The “Gorilla Man” strangler
August 19th, 2022
Retired law professor, Alvin A. J. Esau (at right) has written The Gorilla Man Strangler Case (FriesenPress $28.49) a comprehensive book about the 1920s serial killer, Earle Leonard Nelson, nicknamed “The Gorilla Man.”
Nelson had already strangled more than twenty women in the United States when he escaped from a California mental institution and hitchhiked into Winnipeg where he would murder two Canadian women. He was eventually tracked down by Canadian law officials, charged, tried, convicted and hung in Manitoba on January 13, 1928.
Publicity for the book states, “it’s the first reliable biography of Nelson.” Esau digs up unpublished material to show the political and legal issues that arose in Nelson’s pretrial, trail and post-trial periods; the clash between Nelson’s court-appointed defence attorney James Stitt, and psychiatrist Dr. Alvin Mathers; and the role of Canada’s notorious hangman, Arthur Ellis. Esau also raises ongoing issues about the social construction of serial killers, debates about capital punishment, psychopathy, the scope of the insanity defence, the effect of pretrial publicity and the trial as public entertainment.

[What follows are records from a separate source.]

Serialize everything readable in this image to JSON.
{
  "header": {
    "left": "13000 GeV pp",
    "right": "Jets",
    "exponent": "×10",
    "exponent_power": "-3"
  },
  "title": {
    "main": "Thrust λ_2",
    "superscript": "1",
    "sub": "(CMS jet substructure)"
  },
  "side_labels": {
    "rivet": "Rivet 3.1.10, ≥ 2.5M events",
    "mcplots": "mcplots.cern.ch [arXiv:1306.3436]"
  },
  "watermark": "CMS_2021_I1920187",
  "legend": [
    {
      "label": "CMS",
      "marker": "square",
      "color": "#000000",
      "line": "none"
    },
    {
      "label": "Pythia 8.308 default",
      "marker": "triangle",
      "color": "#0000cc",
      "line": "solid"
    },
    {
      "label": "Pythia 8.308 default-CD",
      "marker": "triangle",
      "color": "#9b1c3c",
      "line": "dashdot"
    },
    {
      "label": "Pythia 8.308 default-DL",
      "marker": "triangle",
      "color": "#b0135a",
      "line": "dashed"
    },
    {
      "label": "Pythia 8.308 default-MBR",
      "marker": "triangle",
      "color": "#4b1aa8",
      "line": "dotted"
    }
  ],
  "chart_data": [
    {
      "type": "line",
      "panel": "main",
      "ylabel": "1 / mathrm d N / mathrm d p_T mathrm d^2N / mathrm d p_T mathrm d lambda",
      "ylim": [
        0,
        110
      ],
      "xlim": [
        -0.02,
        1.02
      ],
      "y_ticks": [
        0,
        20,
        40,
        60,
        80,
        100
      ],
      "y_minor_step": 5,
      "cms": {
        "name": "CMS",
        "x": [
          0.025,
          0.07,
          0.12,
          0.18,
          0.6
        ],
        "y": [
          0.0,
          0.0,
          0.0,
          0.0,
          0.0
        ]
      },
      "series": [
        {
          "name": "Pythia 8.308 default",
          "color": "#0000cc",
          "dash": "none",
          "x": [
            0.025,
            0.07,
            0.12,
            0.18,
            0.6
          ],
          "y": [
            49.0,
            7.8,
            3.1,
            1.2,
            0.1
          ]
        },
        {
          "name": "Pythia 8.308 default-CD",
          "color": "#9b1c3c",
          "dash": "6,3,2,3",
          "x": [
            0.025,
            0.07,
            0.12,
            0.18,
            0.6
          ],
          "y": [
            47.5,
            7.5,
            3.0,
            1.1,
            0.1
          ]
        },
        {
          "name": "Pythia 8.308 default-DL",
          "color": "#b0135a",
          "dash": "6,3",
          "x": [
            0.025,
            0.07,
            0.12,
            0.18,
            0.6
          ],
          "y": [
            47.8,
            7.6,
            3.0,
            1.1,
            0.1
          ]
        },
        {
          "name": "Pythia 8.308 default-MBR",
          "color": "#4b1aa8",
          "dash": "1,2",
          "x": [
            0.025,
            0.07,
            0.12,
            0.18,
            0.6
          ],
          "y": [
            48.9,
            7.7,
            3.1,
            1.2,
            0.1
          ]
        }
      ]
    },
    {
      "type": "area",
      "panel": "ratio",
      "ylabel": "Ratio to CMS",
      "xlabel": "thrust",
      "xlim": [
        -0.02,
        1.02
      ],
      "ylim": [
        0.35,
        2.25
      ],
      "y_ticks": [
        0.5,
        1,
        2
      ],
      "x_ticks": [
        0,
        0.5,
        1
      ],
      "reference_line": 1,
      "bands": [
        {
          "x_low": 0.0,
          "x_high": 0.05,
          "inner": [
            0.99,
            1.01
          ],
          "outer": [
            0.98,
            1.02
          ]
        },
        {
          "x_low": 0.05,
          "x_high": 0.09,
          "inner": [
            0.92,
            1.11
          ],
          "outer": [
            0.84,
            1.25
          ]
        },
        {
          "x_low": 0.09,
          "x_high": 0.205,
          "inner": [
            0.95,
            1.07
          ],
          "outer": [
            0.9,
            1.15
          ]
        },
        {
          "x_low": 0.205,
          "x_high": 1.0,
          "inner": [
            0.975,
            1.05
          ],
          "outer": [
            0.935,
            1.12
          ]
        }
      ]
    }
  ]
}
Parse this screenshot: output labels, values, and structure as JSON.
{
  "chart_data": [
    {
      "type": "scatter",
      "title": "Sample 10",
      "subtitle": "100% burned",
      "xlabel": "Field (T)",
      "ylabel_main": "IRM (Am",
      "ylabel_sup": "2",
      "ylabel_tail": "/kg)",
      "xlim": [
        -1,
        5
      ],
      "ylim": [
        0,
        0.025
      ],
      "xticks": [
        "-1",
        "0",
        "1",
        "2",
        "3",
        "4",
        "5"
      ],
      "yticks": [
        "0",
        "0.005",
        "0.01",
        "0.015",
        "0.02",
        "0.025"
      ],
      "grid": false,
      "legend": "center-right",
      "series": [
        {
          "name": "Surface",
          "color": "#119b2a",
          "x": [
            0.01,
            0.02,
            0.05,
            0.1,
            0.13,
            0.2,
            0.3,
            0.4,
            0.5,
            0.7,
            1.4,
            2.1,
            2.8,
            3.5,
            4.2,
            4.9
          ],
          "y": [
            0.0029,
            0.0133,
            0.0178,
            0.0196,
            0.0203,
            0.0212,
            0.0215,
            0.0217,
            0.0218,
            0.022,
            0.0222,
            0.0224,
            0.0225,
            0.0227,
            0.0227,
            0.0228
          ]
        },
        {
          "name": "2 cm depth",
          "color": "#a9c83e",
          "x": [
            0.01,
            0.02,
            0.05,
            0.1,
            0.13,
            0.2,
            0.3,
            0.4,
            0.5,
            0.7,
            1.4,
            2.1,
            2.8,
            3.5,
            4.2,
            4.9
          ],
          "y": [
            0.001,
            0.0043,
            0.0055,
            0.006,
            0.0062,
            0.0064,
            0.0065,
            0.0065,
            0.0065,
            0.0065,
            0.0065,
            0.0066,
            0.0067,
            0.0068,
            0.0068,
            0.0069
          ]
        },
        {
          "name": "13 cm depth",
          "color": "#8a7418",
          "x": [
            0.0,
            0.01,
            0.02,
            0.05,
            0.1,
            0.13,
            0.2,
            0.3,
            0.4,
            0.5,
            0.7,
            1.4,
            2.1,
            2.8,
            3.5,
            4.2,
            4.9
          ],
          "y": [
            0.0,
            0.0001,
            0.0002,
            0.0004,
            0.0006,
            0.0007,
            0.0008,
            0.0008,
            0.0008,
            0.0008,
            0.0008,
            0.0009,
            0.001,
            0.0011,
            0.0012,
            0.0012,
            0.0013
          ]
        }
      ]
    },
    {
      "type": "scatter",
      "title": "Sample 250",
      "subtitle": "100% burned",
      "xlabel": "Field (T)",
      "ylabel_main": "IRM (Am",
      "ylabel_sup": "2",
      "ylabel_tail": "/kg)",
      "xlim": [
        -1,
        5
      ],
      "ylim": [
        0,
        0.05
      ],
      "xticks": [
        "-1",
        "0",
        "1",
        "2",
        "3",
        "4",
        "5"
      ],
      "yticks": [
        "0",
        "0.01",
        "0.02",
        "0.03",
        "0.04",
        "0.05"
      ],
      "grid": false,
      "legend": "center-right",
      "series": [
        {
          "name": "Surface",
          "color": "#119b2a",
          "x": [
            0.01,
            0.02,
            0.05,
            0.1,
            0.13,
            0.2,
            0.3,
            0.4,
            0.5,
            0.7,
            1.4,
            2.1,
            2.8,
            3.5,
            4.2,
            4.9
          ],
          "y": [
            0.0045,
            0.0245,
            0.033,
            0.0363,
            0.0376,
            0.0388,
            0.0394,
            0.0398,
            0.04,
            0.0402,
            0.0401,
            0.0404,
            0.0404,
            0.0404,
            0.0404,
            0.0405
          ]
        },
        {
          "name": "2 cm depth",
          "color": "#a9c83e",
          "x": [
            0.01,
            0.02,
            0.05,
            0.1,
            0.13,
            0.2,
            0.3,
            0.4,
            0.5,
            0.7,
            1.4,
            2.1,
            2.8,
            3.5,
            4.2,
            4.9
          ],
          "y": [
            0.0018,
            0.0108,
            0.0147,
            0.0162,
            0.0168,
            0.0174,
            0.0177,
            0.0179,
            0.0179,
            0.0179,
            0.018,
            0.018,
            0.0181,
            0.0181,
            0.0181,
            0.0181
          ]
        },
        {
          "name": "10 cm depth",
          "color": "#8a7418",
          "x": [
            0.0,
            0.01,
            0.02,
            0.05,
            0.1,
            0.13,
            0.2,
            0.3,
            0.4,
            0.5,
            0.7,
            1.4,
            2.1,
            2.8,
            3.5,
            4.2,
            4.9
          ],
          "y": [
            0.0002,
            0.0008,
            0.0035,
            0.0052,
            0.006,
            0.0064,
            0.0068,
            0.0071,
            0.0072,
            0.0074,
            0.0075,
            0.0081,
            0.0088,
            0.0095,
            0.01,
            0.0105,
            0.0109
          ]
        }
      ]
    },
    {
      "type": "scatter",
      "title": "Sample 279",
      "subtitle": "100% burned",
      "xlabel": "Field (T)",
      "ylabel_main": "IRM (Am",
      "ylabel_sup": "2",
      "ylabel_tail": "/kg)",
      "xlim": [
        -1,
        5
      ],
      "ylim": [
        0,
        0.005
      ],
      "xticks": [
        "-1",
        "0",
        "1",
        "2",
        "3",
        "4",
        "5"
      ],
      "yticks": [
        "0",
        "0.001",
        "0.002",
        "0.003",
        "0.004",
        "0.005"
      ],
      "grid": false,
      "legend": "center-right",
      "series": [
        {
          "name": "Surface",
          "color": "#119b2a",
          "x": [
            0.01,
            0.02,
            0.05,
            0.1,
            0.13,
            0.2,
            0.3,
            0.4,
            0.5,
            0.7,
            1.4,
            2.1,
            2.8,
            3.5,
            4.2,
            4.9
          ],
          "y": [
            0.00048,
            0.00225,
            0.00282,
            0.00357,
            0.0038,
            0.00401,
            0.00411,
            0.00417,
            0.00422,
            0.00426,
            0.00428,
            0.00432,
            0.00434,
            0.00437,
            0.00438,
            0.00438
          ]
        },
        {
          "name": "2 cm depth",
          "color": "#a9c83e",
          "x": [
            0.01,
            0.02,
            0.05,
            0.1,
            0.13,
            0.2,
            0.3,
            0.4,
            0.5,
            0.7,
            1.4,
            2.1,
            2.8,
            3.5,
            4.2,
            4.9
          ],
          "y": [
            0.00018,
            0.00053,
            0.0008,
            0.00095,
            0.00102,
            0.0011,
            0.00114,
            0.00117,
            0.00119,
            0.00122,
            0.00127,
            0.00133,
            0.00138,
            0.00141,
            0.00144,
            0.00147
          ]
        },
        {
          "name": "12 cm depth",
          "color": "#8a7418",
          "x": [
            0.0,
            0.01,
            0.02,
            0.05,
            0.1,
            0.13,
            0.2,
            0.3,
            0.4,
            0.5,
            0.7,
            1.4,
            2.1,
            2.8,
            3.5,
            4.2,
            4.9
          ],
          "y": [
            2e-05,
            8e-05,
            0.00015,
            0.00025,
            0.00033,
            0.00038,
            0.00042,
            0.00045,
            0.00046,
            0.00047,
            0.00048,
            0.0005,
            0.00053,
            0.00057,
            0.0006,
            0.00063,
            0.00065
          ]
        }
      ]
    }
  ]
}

Esau, a resident of Victoria for the last twenty years, is a graduate of Regent College, the University of Alberta, and Harvard Law School. He was a professor at University of Manitoba’s Faculty of Law for more than three decades. Esau also held roles such as head of the University of Manitoba Legal Research Institute, Director of Graduate Legal Studies, Bencher of the Law Society of Manitoba, and Chancellor of the Diocese of Keewatin. His book, The Courts and the Colonies: The Litigation of Hutterite Church Disputes (UBC Press, 2004) was awarded the Margaret McWilliams Prize for best scholarly book on Manitoba history.